Fälschung hat industrielle Formen angenommen
Um es klar zu stellen: Alle Automobilhersteller sind auf die Zulieferindustrie angewiesen. Dass diese auch den Ersatzteilhandel mit Original- und gleichwertigen Produkten beliefert, ist selbstverständlich. Doch daneben gibt es eine richtige „Fälscherindustrie“, die enorme Margen erzielt und anscheinend die Strukturen von organisiertem Verbrechen aufweist, berichtet der schwäbische Automobilhersteller. Diese gefährdet die Sicherheit im Straßenverkehr, nimmt keine Rücksicht auf die Umwelt und steht weder für fairen Lohn noch für Arbeitssicherheit. Qualitätskontrollen gibt es nicht.
Razzien gehen oft monatelange Ermittlungen und Vorbereitungen voraus. Die Markenschützerinnen und Markenschützer bei Mercedes-Benz prüfen Angebote auf Internetseiten, gehen Hinweise auf Fälschungen nach und recherchieren intensiv, um die Fabriken der Fälscher auszumachen. Die Ergebnisse stellt das Team den Behörden zur Verfügung, die für die Durchführung von Razzien zuständig sind. Um Produktfälschungen sicher zu erkennen, sind ein geschultes Auge und langjährige Erfahrung notwendig, weil sich eine Fälschung optisch oft kaum von einem Originalteil unterscheidet.
Fälscherbanden bewegen sich verstärkt auf Online-Plattformen und Social Media, um Produktfälschungen großflächig zu vertreiben, so die Stuttgarter. Beim Handel mit gefälschten Waren nutzen die Fälscher die weitgehende Anonymität sowie die dezentrale Natur der Online-Marktplätze und -Technologien.

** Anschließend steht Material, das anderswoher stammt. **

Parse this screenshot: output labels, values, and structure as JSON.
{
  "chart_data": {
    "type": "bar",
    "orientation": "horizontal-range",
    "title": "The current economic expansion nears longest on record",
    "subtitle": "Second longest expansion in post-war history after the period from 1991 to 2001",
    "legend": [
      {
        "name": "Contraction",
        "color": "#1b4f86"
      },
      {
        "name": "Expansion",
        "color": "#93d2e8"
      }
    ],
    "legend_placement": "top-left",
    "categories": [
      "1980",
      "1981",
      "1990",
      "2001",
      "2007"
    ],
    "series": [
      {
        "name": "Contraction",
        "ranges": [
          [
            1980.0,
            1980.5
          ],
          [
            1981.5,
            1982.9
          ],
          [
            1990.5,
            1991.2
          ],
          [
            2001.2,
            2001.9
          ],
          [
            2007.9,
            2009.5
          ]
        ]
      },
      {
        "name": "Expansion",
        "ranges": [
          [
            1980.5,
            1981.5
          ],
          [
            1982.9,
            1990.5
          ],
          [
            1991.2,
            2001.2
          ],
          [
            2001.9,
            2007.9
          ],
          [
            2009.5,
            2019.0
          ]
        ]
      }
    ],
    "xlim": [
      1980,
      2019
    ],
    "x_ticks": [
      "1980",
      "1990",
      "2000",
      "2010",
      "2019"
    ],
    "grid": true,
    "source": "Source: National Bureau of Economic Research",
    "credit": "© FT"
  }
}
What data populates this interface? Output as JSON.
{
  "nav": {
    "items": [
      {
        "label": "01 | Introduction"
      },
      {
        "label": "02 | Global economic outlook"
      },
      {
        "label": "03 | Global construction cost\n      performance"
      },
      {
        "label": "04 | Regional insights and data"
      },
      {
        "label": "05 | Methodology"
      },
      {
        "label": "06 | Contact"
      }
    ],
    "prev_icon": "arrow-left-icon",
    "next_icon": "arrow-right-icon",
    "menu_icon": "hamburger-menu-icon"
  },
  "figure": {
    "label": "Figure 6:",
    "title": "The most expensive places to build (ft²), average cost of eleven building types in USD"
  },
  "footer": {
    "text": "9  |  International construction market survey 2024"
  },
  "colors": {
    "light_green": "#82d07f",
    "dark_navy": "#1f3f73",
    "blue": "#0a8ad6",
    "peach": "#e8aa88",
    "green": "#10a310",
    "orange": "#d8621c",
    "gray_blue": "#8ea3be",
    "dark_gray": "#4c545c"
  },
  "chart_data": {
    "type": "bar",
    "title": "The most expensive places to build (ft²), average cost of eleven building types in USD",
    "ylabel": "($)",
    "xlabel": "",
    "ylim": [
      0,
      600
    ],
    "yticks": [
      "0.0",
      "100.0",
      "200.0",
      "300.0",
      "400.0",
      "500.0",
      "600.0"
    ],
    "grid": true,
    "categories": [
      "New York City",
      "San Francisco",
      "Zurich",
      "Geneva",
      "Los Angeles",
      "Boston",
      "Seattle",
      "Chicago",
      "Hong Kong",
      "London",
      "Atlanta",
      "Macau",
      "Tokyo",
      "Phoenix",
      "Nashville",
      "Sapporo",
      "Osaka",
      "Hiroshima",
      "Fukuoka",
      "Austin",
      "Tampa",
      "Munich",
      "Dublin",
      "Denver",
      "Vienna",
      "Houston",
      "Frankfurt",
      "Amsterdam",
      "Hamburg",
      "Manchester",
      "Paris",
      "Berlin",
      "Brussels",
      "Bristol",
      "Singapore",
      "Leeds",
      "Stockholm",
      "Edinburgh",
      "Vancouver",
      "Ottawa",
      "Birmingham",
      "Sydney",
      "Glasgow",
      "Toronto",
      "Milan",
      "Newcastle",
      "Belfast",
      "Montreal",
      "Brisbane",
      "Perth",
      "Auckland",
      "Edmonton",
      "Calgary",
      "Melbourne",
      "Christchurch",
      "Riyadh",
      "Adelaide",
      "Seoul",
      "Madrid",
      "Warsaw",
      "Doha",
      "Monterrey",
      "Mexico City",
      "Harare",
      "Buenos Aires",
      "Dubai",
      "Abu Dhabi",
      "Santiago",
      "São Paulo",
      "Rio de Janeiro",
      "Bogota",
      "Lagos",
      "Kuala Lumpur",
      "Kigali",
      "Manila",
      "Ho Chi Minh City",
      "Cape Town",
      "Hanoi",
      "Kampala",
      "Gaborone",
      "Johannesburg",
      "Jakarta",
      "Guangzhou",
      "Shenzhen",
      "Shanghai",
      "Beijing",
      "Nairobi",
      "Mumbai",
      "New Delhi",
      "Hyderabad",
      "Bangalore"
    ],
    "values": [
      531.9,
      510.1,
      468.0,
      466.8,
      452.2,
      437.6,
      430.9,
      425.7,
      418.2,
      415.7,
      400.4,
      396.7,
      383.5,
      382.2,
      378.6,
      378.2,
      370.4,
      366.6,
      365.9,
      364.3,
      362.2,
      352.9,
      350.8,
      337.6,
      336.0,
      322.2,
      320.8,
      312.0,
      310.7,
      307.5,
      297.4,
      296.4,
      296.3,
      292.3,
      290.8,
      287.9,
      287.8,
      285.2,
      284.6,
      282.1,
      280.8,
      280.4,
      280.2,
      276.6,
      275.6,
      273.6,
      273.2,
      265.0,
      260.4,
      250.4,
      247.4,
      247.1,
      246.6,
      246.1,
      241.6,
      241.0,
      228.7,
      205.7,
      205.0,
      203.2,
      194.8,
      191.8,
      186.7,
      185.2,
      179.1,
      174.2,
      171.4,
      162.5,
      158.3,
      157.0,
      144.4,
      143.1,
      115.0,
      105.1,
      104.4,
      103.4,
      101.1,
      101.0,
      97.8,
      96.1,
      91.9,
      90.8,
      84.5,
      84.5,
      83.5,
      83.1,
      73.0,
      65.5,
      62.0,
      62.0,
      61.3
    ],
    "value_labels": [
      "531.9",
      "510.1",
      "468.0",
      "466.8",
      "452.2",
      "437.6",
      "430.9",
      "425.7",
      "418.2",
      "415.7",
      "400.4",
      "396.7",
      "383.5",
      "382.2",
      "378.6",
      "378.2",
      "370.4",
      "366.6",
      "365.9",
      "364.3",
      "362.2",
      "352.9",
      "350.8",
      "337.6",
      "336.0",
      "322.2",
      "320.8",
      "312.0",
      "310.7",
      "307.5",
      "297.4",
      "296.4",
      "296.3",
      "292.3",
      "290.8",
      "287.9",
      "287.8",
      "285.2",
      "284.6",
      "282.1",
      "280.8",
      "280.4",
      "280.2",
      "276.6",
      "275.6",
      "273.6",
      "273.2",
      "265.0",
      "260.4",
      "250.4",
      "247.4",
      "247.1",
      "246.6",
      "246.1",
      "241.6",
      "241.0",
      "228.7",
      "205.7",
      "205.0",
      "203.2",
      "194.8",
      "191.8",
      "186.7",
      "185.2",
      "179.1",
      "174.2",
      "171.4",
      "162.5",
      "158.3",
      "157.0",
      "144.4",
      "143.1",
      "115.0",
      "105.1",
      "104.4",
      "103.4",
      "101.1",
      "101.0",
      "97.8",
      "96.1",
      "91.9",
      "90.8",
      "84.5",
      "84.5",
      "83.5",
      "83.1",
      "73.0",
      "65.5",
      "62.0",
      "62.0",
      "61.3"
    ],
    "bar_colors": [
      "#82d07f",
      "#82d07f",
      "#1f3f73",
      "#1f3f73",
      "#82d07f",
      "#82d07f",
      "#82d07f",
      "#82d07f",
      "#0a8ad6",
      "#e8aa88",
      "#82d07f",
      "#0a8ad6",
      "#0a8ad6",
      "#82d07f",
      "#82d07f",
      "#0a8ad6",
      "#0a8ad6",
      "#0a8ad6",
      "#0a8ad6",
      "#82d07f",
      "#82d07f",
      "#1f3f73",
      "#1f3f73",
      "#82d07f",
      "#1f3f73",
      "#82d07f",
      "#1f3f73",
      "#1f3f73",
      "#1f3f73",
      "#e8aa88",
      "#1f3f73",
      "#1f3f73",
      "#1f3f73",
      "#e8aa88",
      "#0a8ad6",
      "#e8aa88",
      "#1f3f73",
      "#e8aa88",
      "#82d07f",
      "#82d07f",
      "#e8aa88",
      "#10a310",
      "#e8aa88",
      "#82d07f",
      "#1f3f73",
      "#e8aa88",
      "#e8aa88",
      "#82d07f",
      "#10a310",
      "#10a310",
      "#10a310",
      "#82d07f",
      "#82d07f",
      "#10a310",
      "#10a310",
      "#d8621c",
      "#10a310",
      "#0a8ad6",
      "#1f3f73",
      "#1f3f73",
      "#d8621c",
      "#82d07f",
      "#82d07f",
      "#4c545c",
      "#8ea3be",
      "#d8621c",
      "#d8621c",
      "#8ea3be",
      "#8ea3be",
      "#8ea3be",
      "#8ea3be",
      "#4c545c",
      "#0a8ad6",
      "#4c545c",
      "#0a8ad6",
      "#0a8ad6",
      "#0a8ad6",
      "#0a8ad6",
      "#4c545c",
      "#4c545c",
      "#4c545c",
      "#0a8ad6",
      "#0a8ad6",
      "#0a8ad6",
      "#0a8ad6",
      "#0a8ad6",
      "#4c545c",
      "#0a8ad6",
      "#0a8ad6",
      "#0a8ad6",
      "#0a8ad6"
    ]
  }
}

Wie lassen sich Produktfälschungen erkennen?
Ein paar einfache Punkte beim Einkauf können Verbraucherinnen und Verbrauchern helfen, um nicht auf Produktfälschungen zu stoßen. Das fängt bei der sorgfältigen Prüfung von auffällig erscheinenden Angeboten im (Online-)Alltag an. Typische Alarmsignale für Produktfälschungen sind ein deutlich niedrigerer Preis, Auffälligkeiten in der Produktqualität oder der Verkauf über zweifelhafte (Online-)Quellen. Teilweise lässt sich sofort an den Produktbildern oder an den Bezeichnungen erkennen, dass es sich nicht um Originale handeln kann, zum Beispiel, wenn Mercedes-Benz diese Produkte gar nicht selbst herstellt. Viele der Angebote lassen sich jedoch für die Laien optisch nicht vom Original unterscheiden.
Leider ist das Problem nicht nur auf den Stuttgarter Premiumhersteller begrenzt. Auch andere Fahrzeugproduzenten klagen über Produktfälschung. Wer darüber hinaus aufmerksam die Internetseiten verschiedener Anbieter aus anderen Branchen betrachtet, wird ebenso Fälschungen bei Textilien, Elektrogeräten und vielen mehr entdecken.